Dans le film satirique Wag the dog, des experts en relations publiques inventent une guerre de toute pièce pour distraire l’attention du public d’un scandale de mœurs qui affecte le président des États-Unis.
Le gouvernement du Québec, lui, n’a pas à se défendre de scandales sexuels. Mais il est en chute libre dans les sondages. Il a trahi plusieurs de ses plus importantes promesses électorales. Il s’apprête à hausser les tarifs d’électricité, il a conservé la taxe santé, il a indexé les droits de scolarité. Son obsession pour le déficit zéro lui fait adopter d’impopulaires mesures d’austérité. Il pratique même une lamentable économie de bouts de chandelle en s’attaquant aux plus pauvres pour redresser notre situation financière.
Il faut alors un sujet bien chaud pour détourner l’attention. Non pas une guerre, bien sûr, nous ne sommes ni cinéma, ni aux États-Unis… Il s’agit tous simplement de prendre un problème quasiment inexistant, mais suscitant la controverse, et d’y précipiter la horde des médias réjouis qui y voient un os splendide à gruger.
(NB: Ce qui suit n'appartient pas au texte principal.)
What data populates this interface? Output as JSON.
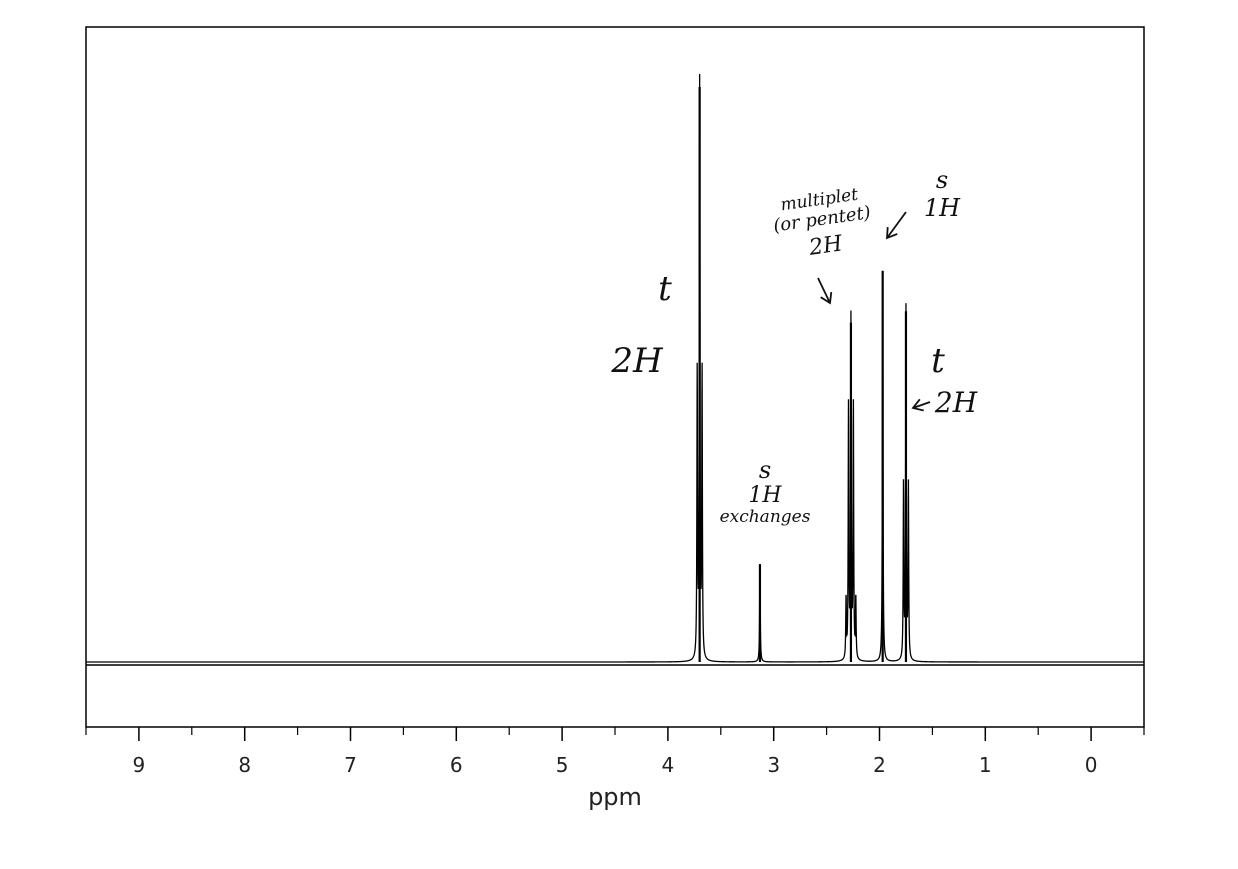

Rien de plus aisé que de déclencher un débat sans fin sur un sujet sensible, difficile à trancher et, si possible, ne concernant qu’une fange limitée de la population.
On lance alors un beau projet de Charte des valeurs québécoises, qui soulève la question des signes religieux. Les Québécois sont dans l’ensemble très tolérants envers ceux qui les portent, comme ils le sont pour tous les autres individus qui revêtent des tenues variées, y compris les plus extravagantes.
Mais le sujet des signes religieux avait fait ses preuves. Il avait même été brandi par le populiste Mario Dumont à la tête de l’ADQ, ce qui l’avait aidé à devenir chef de l’opposition officielle et à reléguer le PQ à une humiliante troisième place. Ce dernier a bien retenu la leçon, hélas.
Les employés de la fonction publique touchés par la charte formeraient à peine 2% de l’ensemble, selon Le Devoir, une infime portion de la société québécoise, une goutte d’eau dans l’océan. On aurait pu tout simplement les laisser en paix. D’autant plus que le principe de la laïcité des institutions fait plutôt l’unanimité. Un débat à sujet était peut-être nécessaire. Mais il aurait pu être lancé avec plus de modestie, de circonspection, de doigté.
L’affaire occupe aujourd’hui tant de place qu’elle en vient à cacher la forêt. Les médias noircissent des pages et des pages à ce sujet. Les syndicats et d’autres organisations concernées doivent pondre de prises de position. Les juristes examinent la légalité de la charte. Les conversations de tous sont happées par ce grand brouhaha — un sujet dont on n’avait cure la veille.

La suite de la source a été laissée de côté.